Mother of Cuban Artist El Sexto: “Injustice Is All Around Us”
Cuban authorities arrested the rebellious artist in December 2014, as he prepared for a performance with two piglets he called “Raúl” and “Fidel.”
Accused of contempt, the artist and activist embarked on two hunger strikes after the government falsely informed him that he would be released in August.
International organizations such as Human Rights Watch and Amnesty International demanded his release and labeled him a “prisoner of conscience.” The Human Rights Foundation awarded him the 2015 Václav Havel Prize for Creative Dissent.
The PanAm Post spoke with his mother, María Victoria Machado González, two days after her son was released.
How is your son’s health?
Well, he is a bit nervous now. It’s normal; it’s only his second day of freedom. He’s now at [an] embassy, checking his email, Facebook, and catching up with all of his friends that were worried about his situation and his release. He left early in the morning and he hasn’t come back yet.
How do you feel as a mother?
I’m very happy that he is back on the streets, and I am more and more convinced that he was unjustly detained. He was released without a single charge filed, or even a fine.
How long was he awaiting trial?
Since December; on Sunday [October 25], he would have completed his 10th month in prison without trial. A prison official told me that [my son] had served his sentence. “What sentence?” I asked him, but he didn’t reply. Now he’s been released; it was pure politics.
Why did they detain him?
They didn’t provide an explanation. An officer simply told me that art should have limits.
What do you think about that?
I think art shouldn’t have limits, otherwise [Francisco] Goya wouldn’t have painted the Nude Maja. They held him there, because that’s what they wanted. They wanted to punish him, because they don’t understand anything about art, humor, or the way artists express themselves. My son has never even held a gun.
Are you proud of him?
Yes, I’m proud of him. I didn’t want to be persecuted in my own country. I don’t agree with my son’s ideas, but faced with so much injustice, my family completely supports him.
We have realized that injustice is all around us, and everything is a lie. “Yes, sir. No, sir.” That’s what you have to say around here.
Do you think the timing of your son’s release had anything to do with the renewed relations with the United States, or the recent reports about Cuban troops in Syria?
Not at all, but it wasn’t a coincidence either. There was huge international pressure [to release him]. Amnesty International deemed him a “prisoner of conscience.”
How can people overseas help political prisoners in Cuba?
They can do what they [Amnesty] did, and organize large international campaigns. Danilo won a prize in Norway. The international artist community attracted some 25 to 30 journalists. They were following the issue, and the street was full of journalists. More than 37 of them called him to greet him and ask him for an interview.
What conditions was your son kept in while in prison?
Prison conditions are not good anywhere in the world, but in the third world, they are the worst. We had to bring Danilo everything. He was only given one opportunity per day to shower or use the bathroom.

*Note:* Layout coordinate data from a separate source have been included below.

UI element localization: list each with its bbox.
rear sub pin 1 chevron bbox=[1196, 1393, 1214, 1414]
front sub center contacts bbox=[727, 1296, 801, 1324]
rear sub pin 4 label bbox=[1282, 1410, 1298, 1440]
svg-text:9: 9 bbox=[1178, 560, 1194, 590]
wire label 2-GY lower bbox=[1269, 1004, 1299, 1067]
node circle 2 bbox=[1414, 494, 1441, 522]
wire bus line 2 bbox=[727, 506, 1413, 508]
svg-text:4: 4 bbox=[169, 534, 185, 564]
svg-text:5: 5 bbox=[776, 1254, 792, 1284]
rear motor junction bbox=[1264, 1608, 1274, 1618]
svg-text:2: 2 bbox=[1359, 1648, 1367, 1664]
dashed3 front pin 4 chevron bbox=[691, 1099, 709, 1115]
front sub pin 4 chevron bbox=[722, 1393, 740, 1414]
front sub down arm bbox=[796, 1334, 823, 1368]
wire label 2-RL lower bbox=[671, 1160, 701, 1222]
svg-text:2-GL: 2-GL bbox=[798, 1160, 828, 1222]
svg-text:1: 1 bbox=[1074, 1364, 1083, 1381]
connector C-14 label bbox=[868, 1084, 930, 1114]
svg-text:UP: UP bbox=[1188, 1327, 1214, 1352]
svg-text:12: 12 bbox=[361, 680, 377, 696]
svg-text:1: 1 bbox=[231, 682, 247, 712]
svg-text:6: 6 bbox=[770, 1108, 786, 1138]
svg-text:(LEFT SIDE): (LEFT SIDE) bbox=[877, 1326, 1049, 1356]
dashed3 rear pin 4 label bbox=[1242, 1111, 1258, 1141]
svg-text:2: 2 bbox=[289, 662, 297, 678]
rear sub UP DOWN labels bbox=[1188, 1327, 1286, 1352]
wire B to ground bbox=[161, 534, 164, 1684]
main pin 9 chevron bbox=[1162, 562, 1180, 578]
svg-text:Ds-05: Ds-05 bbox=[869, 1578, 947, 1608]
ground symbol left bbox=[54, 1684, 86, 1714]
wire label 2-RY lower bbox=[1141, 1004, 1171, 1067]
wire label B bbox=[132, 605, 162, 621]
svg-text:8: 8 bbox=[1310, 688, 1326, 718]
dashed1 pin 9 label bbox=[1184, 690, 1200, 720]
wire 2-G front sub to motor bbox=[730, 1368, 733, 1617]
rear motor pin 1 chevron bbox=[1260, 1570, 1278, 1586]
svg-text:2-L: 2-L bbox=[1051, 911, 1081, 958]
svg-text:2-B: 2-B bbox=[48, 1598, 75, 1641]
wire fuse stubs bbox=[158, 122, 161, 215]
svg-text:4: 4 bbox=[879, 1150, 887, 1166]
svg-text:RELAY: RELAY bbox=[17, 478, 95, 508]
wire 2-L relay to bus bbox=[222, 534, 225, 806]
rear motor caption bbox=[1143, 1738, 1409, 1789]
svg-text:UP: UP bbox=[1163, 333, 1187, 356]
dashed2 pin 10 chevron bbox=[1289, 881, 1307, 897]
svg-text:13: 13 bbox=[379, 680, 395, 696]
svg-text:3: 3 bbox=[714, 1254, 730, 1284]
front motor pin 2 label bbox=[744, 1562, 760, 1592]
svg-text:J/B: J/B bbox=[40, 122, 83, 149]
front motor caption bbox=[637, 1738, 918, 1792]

At one point, they deprived him of water for 72 hours. When he protested the situation, they threatened to sentence him to five years in prison. Prison was hard for him.
Will your son seek asylum in the United States?
He hasn’t gone to the embassy yet. The embassy got in touch with him, and invited him to visit. He has paintings in the United States, and he studied there and has many friends.
I don’t really know [his future plans], because he has a pending interview at the embassy. Right now, he is like a bird flying with no direction.